The antibacterial activity of the isolated compounds was evaluated against Bacillus cereus (ATCC14579), Staphylococcus aureus (ATCC9144), Salmonella typhimurium (ATCC914028), Pseudomonas aeruginosa (ATCC27853), Serratia marcescens (ATCC25419), and Yersinia enterocolitica (ATCC23715), based on previous reports [30,31]. Bacterial strains were grown in LB (Luria-Bertani) broth medium for 24 h at 37 °C. Then, 17 mL LB hard agar (1.5% agar) was poured into sterile Petri dishes (90 mm) and allowed to set. When testing the bacterial sample, 1000 μL of inoculum suspension was poured into the molten LB soft agar plates using a sterile micropipet. After the temperature reached around 55–60 °C, and the mixture was homogenized thoroughly by mixing in a circular motion (pour-plate technique). Sterile paper disks (Advantec, 8 mm in diameter) were placed onto the top layer of the LB agar plates. Test compounds (2 μg/μL) of different volumes were applied on each of the filter paper disks. Ampicillin (5 μg/μL) with different volumes of various dosages and DMSO were served as positive and negative controls respectively. All the plates were incubated at 37 °C, 24 h prior to the evaluation of antibacterial activity.
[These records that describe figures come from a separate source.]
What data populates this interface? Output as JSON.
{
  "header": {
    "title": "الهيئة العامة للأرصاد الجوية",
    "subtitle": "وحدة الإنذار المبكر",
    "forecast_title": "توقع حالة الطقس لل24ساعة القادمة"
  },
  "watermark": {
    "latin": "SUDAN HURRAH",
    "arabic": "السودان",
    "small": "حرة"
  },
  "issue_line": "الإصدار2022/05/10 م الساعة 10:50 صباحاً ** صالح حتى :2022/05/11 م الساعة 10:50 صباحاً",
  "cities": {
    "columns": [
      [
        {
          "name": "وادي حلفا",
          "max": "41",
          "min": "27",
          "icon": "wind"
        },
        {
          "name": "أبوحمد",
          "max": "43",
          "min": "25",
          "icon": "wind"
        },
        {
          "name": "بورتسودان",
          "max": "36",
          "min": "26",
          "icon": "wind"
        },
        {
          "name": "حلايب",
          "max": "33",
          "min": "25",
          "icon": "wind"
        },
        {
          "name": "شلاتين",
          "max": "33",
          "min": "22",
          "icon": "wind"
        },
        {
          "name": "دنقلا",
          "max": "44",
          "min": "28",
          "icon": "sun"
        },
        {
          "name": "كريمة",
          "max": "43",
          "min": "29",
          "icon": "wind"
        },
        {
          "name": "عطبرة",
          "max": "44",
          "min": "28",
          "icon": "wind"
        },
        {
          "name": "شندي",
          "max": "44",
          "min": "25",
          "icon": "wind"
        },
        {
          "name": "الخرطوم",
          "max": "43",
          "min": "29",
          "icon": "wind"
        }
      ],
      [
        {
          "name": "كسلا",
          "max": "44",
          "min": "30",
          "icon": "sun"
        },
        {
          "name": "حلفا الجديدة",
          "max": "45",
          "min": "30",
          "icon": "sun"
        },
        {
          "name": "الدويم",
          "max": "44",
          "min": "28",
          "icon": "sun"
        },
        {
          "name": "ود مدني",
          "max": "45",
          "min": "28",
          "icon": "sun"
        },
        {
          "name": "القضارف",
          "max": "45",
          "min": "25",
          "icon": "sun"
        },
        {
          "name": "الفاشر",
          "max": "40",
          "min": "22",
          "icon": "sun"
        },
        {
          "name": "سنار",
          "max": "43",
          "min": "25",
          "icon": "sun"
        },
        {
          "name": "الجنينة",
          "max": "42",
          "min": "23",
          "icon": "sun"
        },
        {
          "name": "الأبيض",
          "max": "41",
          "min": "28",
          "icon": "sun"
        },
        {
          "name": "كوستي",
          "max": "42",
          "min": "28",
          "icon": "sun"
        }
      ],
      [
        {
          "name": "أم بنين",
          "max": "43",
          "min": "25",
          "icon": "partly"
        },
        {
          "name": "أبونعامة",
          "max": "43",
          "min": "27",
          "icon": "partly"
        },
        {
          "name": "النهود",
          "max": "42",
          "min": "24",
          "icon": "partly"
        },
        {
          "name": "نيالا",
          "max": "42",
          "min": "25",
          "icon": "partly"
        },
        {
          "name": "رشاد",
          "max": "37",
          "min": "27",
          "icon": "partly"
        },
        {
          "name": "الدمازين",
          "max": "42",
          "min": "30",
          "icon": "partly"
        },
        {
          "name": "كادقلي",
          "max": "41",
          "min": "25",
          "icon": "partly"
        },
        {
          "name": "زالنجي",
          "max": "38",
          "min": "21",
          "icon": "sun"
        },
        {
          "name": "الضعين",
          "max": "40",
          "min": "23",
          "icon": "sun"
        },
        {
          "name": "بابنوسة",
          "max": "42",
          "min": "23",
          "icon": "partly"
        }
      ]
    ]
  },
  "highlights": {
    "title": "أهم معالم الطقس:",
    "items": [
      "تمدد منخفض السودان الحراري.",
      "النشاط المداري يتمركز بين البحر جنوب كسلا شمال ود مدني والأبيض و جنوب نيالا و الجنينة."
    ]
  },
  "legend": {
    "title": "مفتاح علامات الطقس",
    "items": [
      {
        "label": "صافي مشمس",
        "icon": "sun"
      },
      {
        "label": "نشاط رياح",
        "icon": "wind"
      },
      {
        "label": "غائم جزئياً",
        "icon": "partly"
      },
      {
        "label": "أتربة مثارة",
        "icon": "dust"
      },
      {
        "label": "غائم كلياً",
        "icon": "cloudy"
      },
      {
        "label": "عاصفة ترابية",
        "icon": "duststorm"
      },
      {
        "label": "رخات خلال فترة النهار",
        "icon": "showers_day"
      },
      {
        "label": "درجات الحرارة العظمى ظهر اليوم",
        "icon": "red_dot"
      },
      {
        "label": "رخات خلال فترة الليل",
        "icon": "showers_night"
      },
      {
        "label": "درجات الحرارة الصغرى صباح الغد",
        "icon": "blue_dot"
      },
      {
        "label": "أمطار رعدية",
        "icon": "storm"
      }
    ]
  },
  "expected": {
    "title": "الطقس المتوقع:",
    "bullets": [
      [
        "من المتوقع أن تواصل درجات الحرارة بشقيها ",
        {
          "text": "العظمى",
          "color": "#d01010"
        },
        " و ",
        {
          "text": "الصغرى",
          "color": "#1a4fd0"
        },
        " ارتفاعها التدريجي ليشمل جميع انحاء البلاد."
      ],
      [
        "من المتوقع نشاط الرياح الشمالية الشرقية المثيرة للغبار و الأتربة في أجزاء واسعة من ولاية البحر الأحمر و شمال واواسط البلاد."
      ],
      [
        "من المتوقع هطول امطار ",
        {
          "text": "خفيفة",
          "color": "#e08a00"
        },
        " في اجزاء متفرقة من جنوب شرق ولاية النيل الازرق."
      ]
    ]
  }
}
3.7. In Vitro Anti-Inflammatory Assay—Superoxide Anion Generation and Elastase Release by Human Neutrophils

Human neutrophils were obtained by means of dextran sedimentation and Ficoll centrifugation. Measurements of superoxide anion generation and elastase release were carried out according to previously described procedures [32,33]. Briefly, superoxide anion production was assayed by monitoring the superoxide dismutase-inhibitable reduction of ferricytochrome c. Elastase release experiments were performed using MeO-Suc-Ala-Ala-Pro-Val-p-nitroanilide as the elastase substrate [34].

4. Conclusions

A new chromene derivative 2-(4',8'-dimethylnona-3'E,7'-dienyl)-8-hydroxy-2,6-dimethyl-2H-chromene (1) together with four known natural products 2–5 were isolated from the brown alga H. formosana. Both compounds 1 and 2 displayed marginal cytotoxicities toward HepG2, A-549, and MDA-MB-231 cancer cell lines. Compounds 1, 2, 5 and 6 showed potent inhibition against P. aeruginosa compared to that of ampicillin. Methylfarnesylquinone 2 revealed potent in vitro anti-inflammatory activity by inhibiting the generation of superoxide anion (IC50 0.22 ± 0.03 μg/mL) and the release of elastase (IC50 0.48 ± 0.11 μg/mL) in FMLP/CB-induced human neutrophils. Thus, compound 2 can be considered as a candidate for future anti-inflammatory drug development.